To be clear, Ondot is not making an app. Instead, card issuers that want to use its technology simply work with their processor to partner with Ondot and incorporate its technology into their mobile banking services. Whether the card issuer wants to fold Card Control into its central mobile banking app, or spin it off into a separate app entirely, will be up to them.

"We have two product lines. One is through the processor. Any customer bank of one of our processors just has to go talk to the processor and flip a couple of switches. There's no software at the bank required," Bharghaven said. "For larger banks, we have a direct-to-bank solution where we integrate with the bank's data centers."

Bharghavan says Ondot has covered four of the seven major card processors blanketing more than 10,000 institutions, or roughly two-thirds of all banks and credit unions in the US. Most large banks, such as Bank of America and Capital One, operate as their own payment processors, which is why Ondot must integrate directly.


Ondot's business will charge banks and credit unions a subscription fee based on monthly active users of whatever application utilizes Card Control. The technology will work with debit, credit, and gift cards, and can be activated by banks for current cards no matter when they were issued.

"It doesn't explicitly need to be set up. When I set my preferences, these preferences are stored in a server and this server talks with the processor in the back end," Bharghaven explained. "When the transaction hits the processor, the processor checks with the server." There is no syncing between the card and the phone, just a communication layer. It's "very similar to how you would think of mobile banking," he added.

Ondot has not revealed which major banks are working with its technology yet, but expects to make announcements regarding partners in the next few weeks.

An active partner, however, in Ondot's testing phase has been Lone Star National Bank, which has used the technology for a year. The results let Ondot figure out how useful the app was for both users and card issuers. "Lone Star found that card holders once they use the Ondot system started using the card 52 percent more, and spent 48 percent more on that card," Bharghavan said. "Essentially, this card becomes top of wallet."

Even better, Bharghaven said, is that Lone Star actually lowered fraud by 60 percent. "Banks are thinking about this as a slam dunk," he added.

Ondot makes it clear that the goal here is not to try to supersede a card issuer's standard fraud-protection service, and that is precisely why the company has been received favorably by the typically tech-adverse.

"Fraud has been around as long as cards have. Banks have always tried to come up with preferences," said Rachma Ahlawat, who worked with Bharghaven at Meru Networks and is an Ondot co-founder and its VP of product. "But they create your purchase profile around where they expect you to do things."
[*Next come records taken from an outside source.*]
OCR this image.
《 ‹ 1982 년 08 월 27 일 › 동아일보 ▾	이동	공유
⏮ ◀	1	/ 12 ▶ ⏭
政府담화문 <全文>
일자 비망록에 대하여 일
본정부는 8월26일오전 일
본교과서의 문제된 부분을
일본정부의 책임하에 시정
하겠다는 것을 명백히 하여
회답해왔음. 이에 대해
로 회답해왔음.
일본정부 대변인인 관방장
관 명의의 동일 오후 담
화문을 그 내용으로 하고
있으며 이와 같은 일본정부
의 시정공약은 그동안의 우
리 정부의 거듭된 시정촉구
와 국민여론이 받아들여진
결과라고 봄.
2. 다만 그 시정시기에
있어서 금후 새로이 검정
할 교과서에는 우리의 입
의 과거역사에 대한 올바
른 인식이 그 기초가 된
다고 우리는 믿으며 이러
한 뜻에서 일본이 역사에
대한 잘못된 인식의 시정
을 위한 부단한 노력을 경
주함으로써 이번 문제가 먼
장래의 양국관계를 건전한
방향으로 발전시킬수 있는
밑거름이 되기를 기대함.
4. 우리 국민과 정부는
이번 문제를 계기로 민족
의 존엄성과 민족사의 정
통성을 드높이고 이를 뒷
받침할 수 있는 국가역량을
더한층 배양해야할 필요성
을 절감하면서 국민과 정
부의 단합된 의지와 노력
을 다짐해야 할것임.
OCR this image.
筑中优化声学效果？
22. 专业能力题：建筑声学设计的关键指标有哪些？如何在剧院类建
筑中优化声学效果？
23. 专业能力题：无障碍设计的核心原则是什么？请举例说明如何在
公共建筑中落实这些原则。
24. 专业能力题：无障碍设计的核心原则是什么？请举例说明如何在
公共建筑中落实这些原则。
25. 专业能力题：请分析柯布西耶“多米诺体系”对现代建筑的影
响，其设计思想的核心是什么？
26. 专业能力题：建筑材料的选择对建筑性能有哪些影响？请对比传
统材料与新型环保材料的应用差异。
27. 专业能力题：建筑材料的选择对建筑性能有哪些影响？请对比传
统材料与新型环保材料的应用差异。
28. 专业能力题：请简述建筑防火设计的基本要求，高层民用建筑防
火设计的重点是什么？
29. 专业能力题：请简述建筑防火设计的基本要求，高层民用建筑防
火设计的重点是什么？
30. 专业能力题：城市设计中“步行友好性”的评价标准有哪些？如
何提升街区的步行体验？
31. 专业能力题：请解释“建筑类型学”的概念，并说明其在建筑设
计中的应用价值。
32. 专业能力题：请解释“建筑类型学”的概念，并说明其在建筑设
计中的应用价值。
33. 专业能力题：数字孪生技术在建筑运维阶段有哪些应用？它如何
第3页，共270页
For instance, if you travel and forget to tell your bank, you make a few transactions and your card suddenly gets denied. "Then you get a phone call that asks, 'Are you really in New York?' This causes a lot of denial-of-service," Ahlawat said. With Card Control, users are working alongside banks to increase protection and enable more precise control.

"In addition to what the banks will use to monitor their fraud polices, ours is for user preferences. There's another data point available," Ahlawat added. "It's your card -- now it's been personalized for where you want to use it and how you want to use it."